Example of a non-atomic column
If a column is atomic it means that it can not be further subdivided. Clearly the ethnicity column in our example is NOT atomic – an entry like “Caucasian, Asian” could be divided into two separate entries – “Asian” and “Caucasian”.
So, how can we get the People table to satisfy first normal form? Well, we could just create a new table called Person Ethnicity. And we could have two columns in that table – one named Person ID and the other Ethnicity. The Person ID could simply be a foreign key linking to a primary key in the Person table. And Ethnicity would be a column holding only one ethnicity at a time. So, for someone named Martha who is half Asian and half Caucasian, she would have TWO separate entries in the Person_Ethnicity table. One would be for Asian and the other for Caucasian, and this keeps the ethnicity atomic.
What is meant by no repeating columns containing related data
To further clarify what we mean by the second rule of first normal form – that there are no repeating columns containing related data – let’s go through another simple example. Suppose we have a table called Movies that holds the data for different movies and also has columns for each actor in the movie – so something like actor1, actor2, actor3, etc.

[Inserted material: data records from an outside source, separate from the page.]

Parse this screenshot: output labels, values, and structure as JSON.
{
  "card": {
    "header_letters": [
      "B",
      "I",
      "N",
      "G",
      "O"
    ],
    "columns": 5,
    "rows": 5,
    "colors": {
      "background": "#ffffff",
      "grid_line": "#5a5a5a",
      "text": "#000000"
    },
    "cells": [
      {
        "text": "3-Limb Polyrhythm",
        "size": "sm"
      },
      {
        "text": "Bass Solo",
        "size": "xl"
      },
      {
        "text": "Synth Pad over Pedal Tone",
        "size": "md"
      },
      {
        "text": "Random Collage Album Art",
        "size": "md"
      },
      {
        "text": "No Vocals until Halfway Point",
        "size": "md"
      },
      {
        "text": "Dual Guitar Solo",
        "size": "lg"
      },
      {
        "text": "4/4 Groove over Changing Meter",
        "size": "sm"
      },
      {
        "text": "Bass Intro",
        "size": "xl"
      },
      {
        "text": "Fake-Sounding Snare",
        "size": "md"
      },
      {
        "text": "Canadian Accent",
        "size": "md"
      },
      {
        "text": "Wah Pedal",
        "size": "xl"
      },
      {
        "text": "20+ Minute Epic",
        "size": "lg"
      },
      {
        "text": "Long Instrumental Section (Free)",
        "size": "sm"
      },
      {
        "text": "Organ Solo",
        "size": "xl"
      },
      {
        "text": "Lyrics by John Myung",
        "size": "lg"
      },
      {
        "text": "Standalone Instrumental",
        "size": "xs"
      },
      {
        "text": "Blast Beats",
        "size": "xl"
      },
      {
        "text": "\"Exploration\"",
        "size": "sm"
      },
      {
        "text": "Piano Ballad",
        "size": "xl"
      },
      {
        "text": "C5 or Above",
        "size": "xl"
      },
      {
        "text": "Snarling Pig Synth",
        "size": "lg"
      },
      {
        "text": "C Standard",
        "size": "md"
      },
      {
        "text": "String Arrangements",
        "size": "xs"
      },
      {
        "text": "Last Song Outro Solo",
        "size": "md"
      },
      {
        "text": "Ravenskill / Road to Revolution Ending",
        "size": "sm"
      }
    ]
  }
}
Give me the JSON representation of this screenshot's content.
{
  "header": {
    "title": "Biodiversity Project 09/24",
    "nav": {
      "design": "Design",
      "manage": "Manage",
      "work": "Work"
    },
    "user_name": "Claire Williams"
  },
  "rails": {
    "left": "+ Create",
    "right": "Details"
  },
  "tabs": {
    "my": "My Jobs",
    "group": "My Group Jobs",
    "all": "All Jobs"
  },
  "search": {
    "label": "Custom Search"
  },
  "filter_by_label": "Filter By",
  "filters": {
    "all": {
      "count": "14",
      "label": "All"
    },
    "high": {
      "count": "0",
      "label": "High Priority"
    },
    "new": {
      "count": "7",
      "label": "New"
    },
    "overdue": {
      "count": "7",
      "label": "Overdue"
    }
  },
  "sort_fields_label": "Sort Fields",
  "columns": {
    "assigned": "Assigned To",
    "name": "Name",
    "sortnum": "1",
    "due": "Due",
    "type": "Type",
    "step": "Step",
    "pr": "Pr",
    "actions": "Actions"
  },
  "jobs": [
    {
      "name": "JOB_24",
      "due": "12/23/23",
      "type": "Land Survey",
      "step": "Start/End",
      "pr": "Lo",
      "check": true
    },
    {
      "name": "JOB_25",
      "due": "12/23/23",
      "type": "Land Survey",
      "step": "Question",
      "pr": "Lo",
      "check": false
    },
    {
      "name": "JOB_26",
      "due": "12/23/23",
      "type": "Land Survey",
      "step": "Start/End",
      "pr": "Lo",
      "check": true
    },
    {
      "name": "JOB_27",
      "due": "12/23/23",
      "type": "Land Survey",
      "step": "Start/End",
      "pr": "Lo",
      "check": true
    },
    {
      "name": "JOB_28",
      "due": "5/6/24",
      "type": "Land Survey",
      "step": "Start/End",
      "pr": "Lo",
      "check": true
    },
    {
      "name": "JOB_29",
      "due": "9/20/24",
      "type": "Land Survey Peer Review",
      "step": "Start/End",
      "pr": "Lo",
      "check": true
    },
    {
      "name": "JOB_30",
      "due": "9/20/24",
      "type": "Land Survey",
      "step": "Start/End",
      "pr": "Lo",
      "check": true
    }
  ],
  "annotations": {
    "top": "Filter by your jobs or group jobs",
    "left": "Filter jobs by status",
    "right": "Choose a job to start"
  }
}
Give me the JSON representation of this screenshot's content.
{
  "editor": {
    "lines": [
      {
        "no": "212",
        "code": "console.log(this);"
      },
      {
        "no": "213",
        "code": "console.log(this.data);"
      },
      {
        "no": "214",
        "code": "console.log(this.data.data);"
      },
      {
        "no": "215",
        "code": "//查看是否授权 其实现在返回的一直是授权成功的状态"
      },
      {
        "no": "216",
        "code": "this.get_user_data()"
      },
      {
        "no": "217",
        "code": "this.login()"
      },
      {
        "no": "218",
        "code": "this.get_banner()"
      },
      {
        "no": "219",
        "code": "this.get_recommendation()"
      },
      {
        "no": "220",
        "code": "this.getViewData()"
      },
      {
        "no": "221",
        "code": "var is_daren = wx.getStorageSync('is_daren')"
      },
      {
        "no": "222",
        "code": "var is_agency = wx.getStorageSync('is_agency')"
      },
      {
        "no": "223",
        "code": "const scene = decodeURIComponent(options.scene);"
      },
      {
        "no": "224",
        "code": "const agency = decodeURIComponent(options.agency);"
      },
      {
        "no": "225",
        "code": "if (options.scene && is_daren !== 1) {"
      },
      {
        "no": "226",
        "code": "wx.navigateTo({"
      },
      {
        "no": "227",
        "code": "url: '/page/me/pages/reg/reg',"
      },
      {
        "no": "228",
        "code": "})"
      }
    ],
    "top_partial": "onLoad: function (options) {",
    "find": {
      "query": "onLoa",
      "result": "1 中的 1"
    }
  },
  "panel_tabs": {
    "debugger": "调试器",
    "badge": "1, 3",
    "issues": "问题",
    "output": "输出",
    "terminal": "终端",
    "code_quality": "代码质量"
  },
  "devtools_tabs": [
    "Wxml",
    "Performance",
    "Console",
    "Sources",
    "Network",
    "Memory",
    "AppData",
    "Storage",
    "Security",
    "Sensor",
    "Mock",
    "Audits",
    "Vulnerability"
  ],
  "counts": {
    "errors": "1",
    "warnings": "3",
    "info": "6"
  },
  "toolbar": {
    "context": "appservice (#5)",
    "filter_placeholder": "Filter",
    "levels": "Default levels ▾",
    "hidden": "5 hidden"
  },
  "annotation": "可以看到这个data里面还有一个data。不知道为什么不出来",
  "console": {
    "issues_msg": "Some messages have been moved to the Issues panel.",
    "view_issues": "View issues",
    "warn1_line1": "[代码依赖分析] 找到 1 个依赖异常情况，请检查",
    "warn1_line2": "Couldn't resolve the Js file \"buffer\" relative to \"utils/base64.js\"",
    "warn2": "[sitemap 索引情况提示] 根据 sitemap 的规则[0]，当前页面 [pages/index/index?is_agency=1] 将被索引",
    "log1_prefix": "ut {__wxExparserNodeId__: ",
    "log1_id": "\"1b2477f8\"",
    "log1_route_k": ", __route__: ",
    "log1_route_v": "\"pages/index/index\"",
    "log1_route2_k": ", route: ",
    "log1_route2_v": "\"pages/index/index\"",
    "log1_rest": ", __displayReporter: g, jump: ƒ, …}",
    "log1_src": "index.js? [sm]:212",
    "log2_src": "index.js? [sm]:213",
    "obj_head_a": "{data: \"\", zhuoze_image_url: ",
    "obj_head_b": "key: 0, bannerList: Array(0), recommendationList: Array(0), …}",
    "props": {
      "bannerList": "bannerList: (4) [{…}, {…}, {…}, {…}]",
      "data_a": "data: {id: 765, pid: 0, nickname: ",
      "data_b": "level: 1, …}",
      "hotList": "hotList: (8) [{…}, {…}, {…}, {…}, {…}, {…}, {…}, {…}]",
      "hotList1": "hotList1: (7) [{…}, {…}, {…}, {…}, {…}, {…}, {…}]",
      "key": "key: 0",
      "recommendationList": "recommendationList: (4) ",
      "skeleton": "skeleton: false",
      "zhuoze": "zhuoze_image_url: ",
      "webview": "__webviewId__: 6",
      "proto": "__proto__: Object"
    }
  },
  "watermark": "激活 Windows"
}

Here is what the Movies table we described would look like:
|Movie_name||Actor 1||Actor 2|
|Jerry Maguire||Tom Cruise||Cuba Gooding Jr.|
|Jurassic Park||Sam Neill||Laura Dern|
|Shawshank Redemption||Morgan Freeman||Tim Robbins|
|Top Gun||Tom Cruise||Kelly McGillis|
But, there is a problem with this Movies table. Clearly, these movies had more than just two actors. So, if we need to add actors, we will need to add more columns for each actor – something like actor3, actor4, and so on. This is obviously a bad idea because some movies might have hundreds of actors and some might have only 10 actors. This means that there could be a lot of wasted space and empty entries for the movies with fewer actors. So, this is the problem that the second rule – that there are no repeating columns containing related data allowed – in first normal form looks to solve.
How to convert tables to First Normal Form
We’ve identified the problem, but now how to solve it? Well, it’s pretty simple, we can just create a separate table for all the actors – call it Actors. Then we can have an entry for a movie ID that would act as a foreign key to link each actor to a movie. So, it could look like this:
|MovieID||Actor First_Name||Actor Last_Name|
And, we would change the Movies table to something like this:
Note that Movie ID is a foreign key pointing back to the Movies table. And with those changes, we are now in First Normal Form!